There has been an almighty spat about fish oil capsules which started a number of years ago and has recently re-ignited.

It began with a research group at the Liggins Institute in Auckland, one of whom was a former writer for The Health Reader, Professor David Cameron-Smith. They decided to analyse fish oil capsules for their contents after a study of fish oil in diabetes went the opposite way from expected.

They looked at several Australian and New Zealand products and found to their surprise, high levels of saturated fats, lower than anticipated levels of omega 3 fatty acids (which are what you’re paying for) and high levels of oxidation – in other words some of the omega 3 fatty acids were ‘off’ and therefore useless.

Then a Canadian group made similar findings as now have researchers at Harvard Medical School.

It won’t surprise you to hear that the fish oil supplement industry hasn’t taken this lying down and have accused the researchers of their own biases and conflicts of interest and flawed methodology.

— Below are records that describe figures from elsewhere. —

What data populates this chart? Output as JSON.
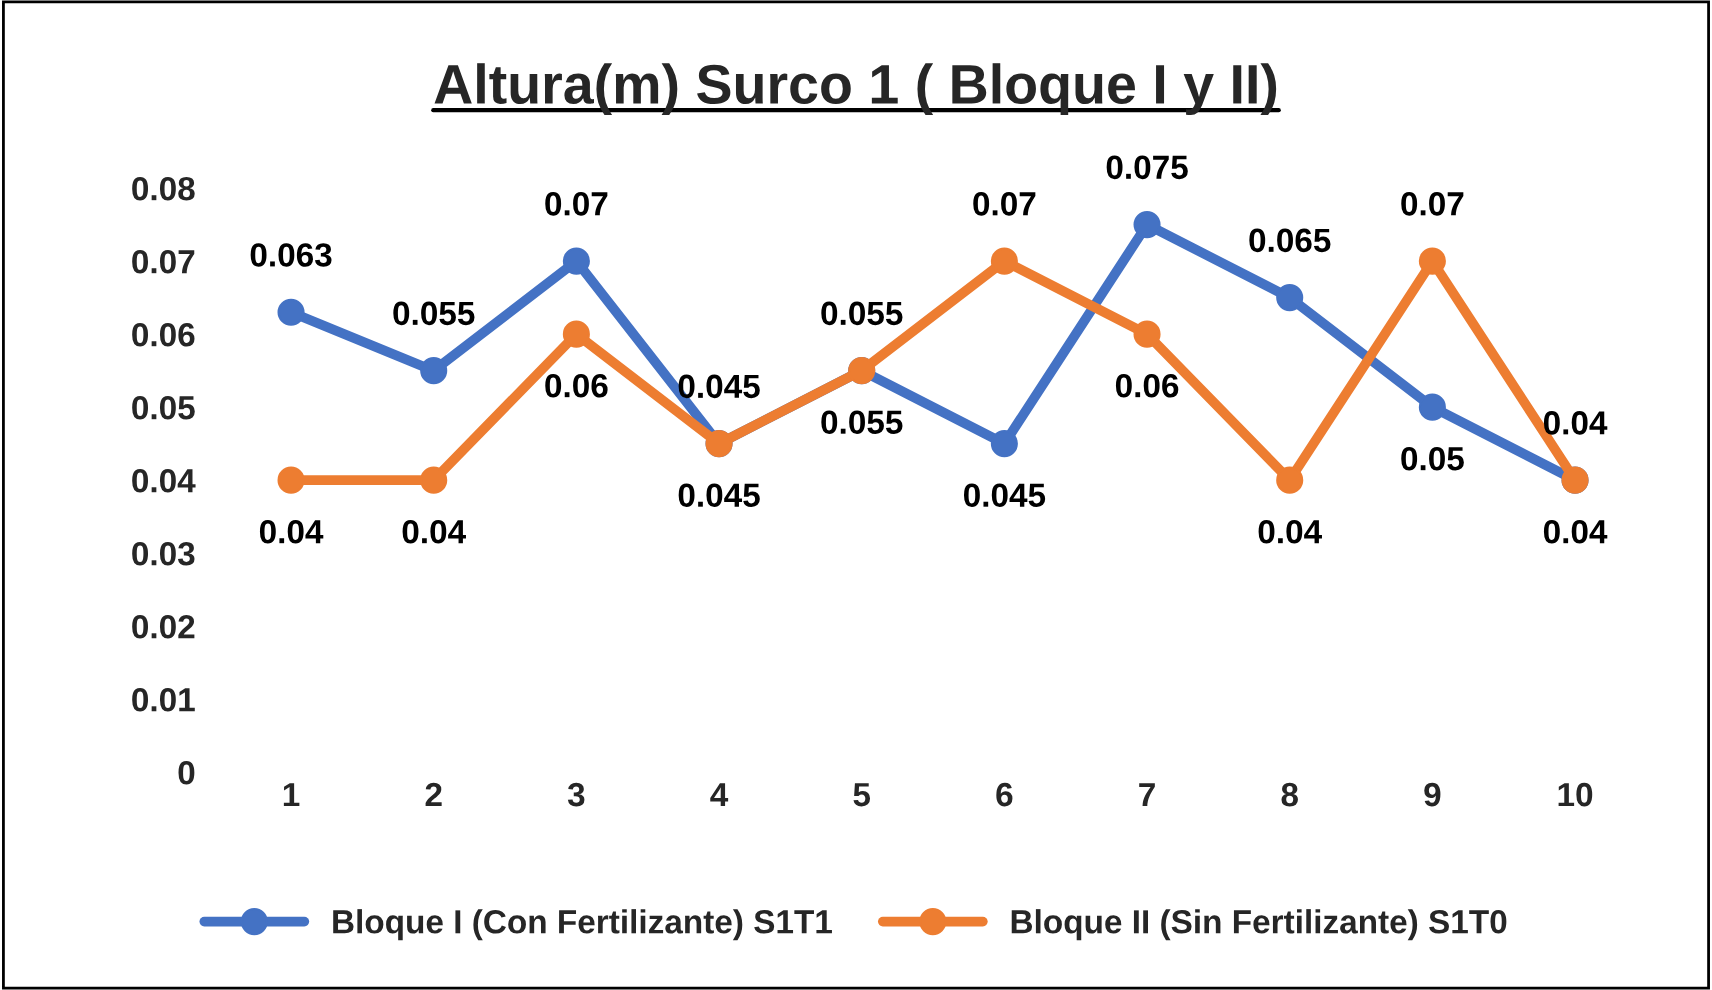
{
  "chart_data": {
    "type": "line",
    "title": "Altura(m) Surco 1 ( Bloque I y II)",
    "categories": [
      "1",
      "2",
      "3",
      "4",
      "5",
      "6",
      "7",
      "8",
      "9",
      "10"
    ],
    "series": [
      {
        "name": "Bloque I (Con Fertilizante) S1T1",
        "color": "#4472c4",
        "values": [
          0.063,
          0.055,
          0.07,
          0.045,
          0.055,
          0.045,
          0.075,
          0.065,
          0.05,
          0.04
        ]
      },
      {
        "name": "Bloque II (Sin Fertilizante) S1T0",
        "color": "#ed7d31",
        "values": [
          0.04,
          0.04,
          0.06,
          0.045,
          0.055,
          0.07,
          0.06,
          0.04,
          0.07,
          0.04
        ]
      }
    ],
    "ylim": [
      0,
      0.08
    ],
    "yticks": [
      0,
      0.01,
      0.02,
      0.03,
      0.04,
      0.05,
      0.06,
      0.07,
      0.08
    ],
    "grid": false,
    "legend": "bottom",
    "marker": "circle",
    "line_style": "solid",
    "data_labels": true
  }
}
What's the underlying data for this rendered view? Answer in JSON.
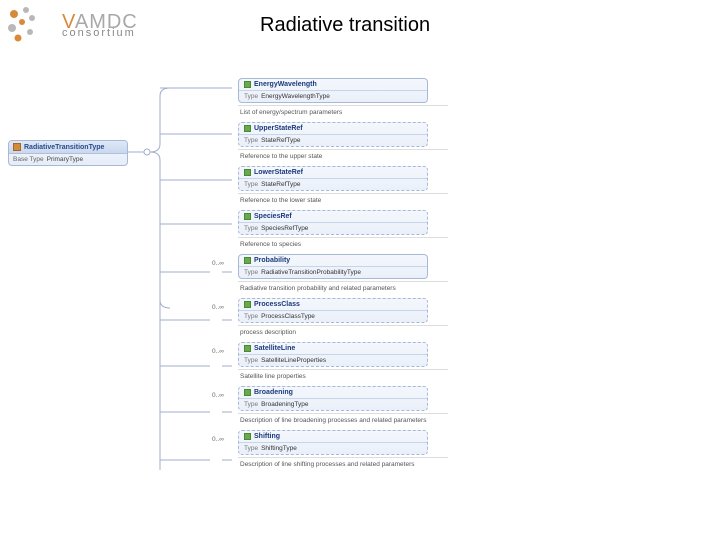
{
  "branding": {
    "main": "VAMDC",
    "sub": "consortium",
    "logo_colors": {
      "orange": "#d88a3a",
      "gray": "#a8a8a8"
    }
  },
  "title": "Radiative transition",
  "root": {
    "name": "RadiativeTransitionType",
    "base_label": "Base Type",
    "base_value": "PrimaryType"
  },
  "children": [
    {
      "name": "EnergyWavelength",
      "type": "EnergyWavelengthType",
      "desc": "List of energy/spectrum parameters",
      "card": "",
      "dashed": false
    },
    {
      "name": "UpperStateRef",
      "type": "StateRefType",
      "desc": "Reference to the upper state",
      "card": "",
      "dashed": true
    },
    {
      "name": "LowerStateRef",
      "type": "StateRefType",
      "desc": "Reference to the lower state",
      "card": "",
      "dashed": true
    },
    {
      "name": "SpeciesRef",
      "type": "SpeciesRefType",
      "desc": "Reference to species",
      "card": "",
      "dashed": true
    },
    {
      "name": "Probability",
      "type": "RadiativeTransitionProbabilityType",
      "desc": "Radiative transition probability and related parameters",
      "card": "0..∞",
      "dashed": false
    },
    {
      "name": "ProcessClass",
      "type": "ProcessClassType",
      "desc": "process description",
      "card": "0..∞",
      "dashed": true
    },
    {
      "name": "SatelliteLine",
      "type": "SatelliteLineProperties",
      "desc": "Satellite line properties",
      "card": "0..∞",
      "dashed": true
    },
    {
      "name": "Broadening",
      "type": "BroadeningType",
      "desc": "Description of line broadening processes and related parameters",
      "card": "0..∞",
      "dashed": true
    },
    {
      "name": "Shifting",
      "type": "ShiftingType",
      "desc": "Description of line shifting processes and related parameters",
      "card": "0..∞",
      "dashed": true
    }
  ],
  "type_label": "Type",
  "expand_glyph": "+",
  "colors": {
    "node_border": "#a8b8d8",
    "line": "#9aa8c4",
    "text_title": "#000000"
  }
}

Needless to say they commissioned their own study using allegedly opaque methods and came up with a clean bill of health.

David Cameron-Smith says that even with the best will in the world, it’s hard for manufacturers to harvest, transport, extract and capsulise unoxidised omega 3 fatty acids.

So what are we hapless consumers to do? Well, if you’re taking fish oil for heart disease, there’s little evidence that supplements are any better that eating oily fish a couple of times a week.

Apparently omega 3 fatty acids from algae are coming onto the market and these might be more reliable for people who really want to take a supplement. Meantime perhaps stick to whole food sources.